Humberto Pinho da Silva
Quando faleceu meu pai, Santos Lessa escreveu, no
“Comércio de Leixões", de que era diretor: "Pinho da Silva há
muito que estava doente, praticamente imobilizado, devido a erro médico. Na sua
última missiva dizia-nos, talvez prevendo o desenlace para breve (que se
verificou): ‘Estou cada vez mais doente da intoxicação que o médico me
arranjou, estou quase safo, mas o coração?! Nem posso subir uma escada!
Valha-me Deus!’ 13-11-1987.
Não foi erro médico, como disse o jornalista, mas
descuido. Eu explico:
Certo dia foi consultar o clínico. Este
aconselhou-o a tomar determinado medicamento que, em seu entender, era indicado
para a idade. Meu pai era avesso a remédios. Não o queria tomar, mas
convenceram-no.
Decorrido semanas entumeceram-se as pernas. Leu a
"literatura", nas contraindicações, dizia: “raramente afeta os rins.” (1
a 2 por 1000)
Avisou o médico, mostrou-lhe as pernas
engrossadas; respondeu-lhe: "Não é nada grave".
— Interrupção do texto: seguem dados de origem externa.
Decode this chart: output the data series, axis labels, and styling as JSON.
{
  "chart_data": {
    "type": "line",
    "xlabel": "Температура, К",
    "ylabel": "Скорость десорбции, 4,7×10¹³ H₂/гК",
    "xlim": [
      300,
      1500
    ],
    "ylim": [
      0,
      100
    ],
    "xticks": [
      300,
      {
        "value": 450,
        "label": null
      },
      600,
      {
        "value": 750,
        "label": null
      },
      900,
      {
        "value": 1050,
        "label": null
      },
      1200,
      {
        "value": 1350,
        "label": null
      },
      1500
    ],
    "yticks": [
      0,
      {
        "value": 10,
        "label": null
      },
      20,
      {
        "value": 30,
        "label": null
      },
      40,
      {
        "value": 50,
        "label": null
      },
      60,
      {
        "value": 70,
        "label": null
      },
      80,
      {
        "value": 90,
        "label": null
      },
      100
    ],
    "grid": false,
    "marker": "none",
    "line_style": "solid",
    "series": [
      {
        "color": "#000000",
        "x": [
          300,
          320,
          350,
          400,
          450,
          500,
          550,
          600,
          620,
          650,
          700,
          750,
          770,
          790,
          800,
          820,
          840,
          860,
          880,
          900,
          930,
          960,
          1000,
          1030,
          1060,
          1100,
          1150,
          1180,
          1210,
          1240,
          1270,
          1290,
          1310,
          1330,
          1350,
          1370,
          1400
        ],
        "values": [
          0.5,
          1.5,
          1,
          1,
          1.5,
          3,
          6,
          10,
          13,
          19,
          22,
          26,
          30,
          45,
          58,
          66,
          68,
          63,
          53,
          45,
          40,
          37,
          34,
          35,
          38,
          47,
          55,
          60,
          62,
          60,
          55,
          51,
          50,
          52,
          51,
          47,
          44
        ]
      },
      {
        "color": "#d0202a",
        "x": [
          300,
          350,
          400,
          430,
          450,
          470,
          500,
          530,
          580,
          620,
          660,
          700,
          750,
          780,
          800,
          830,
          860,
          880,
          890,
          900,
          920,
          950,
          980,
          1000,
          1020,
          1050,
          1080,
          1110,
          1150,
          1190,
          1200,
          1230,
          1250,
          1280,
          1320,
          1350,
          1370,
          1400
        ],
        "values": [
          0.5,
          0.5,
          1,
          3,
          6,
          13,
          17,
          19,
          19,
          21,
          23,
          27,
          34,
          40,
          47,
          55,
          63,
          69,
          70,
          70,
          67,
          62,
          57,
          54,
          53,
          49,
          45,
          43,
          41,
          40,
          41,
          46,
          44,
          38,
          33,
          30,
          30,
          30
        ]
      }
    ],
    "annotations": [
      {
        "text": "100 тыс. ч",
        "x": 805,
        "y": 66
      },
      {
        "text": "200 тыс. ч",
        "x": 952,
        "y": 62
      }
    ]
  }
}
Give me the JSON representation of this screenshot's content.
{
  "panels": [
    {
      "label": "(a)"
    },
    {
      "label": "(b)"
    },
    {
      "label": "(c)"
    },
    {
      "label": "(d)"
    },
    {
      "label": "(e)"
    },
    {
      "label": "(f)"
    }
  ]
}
Semanas depois, as pernas ficaram lustrosas e
húmidas. O médico disse-lhe: "Não se preocupe, continue a tomar o
medicamento."!
Receoso, consultou o urologista. Ao vê-lo,
afirmou: "O senhor tem grave intoxicação medicamentosa. Recolha já ao
hospital".
Outrora os médicos também erravam, mas alguns levavam a profissão como sacerdócio.
Ferreira Leite – Que após extenuante dia de trabalho, no
hospital, chegava a casa com vontade de desligar o telefone, mas a consciência
não lho permitia. Altas horas "tilintava", para acudir urgentemente a
doente.
Pedrosa Júnior – Tinha lugar cativo no cinema próximo da
residência (nesse tempo não havia telemóvel) para estar sempre disponível.
Salvador Ribeiro – Verificando que o enfermo não tinha posses para
adquirir o medicamento, deixava, muitas vezes, sob a receita, a quantia
necessária.
Rocha Paris – Que saía de casa para prestar assistência gratuita
a miseráveis, que viviam na escarpa da Serra do Pilar.
Conversando com jovem médico sobre o assunto,
respondeu-me: "Já não há necessidades de sacrifícios: há hospitais e
clínicas..."
Agora entra-se na Faculdade para ganhar dinheiro.
Não há, na maioria, vocação. O que se pretende é curso com saída e bem
remunerado.
Ainda há, felizmente, quem não pense assim.
E então: "Fica – como disse Frei Luís
de Sousa – mau letrado o que fora bom sapateiro e não é bom soldado o que
fora bom religioso.", in "Vida do Arcebispo".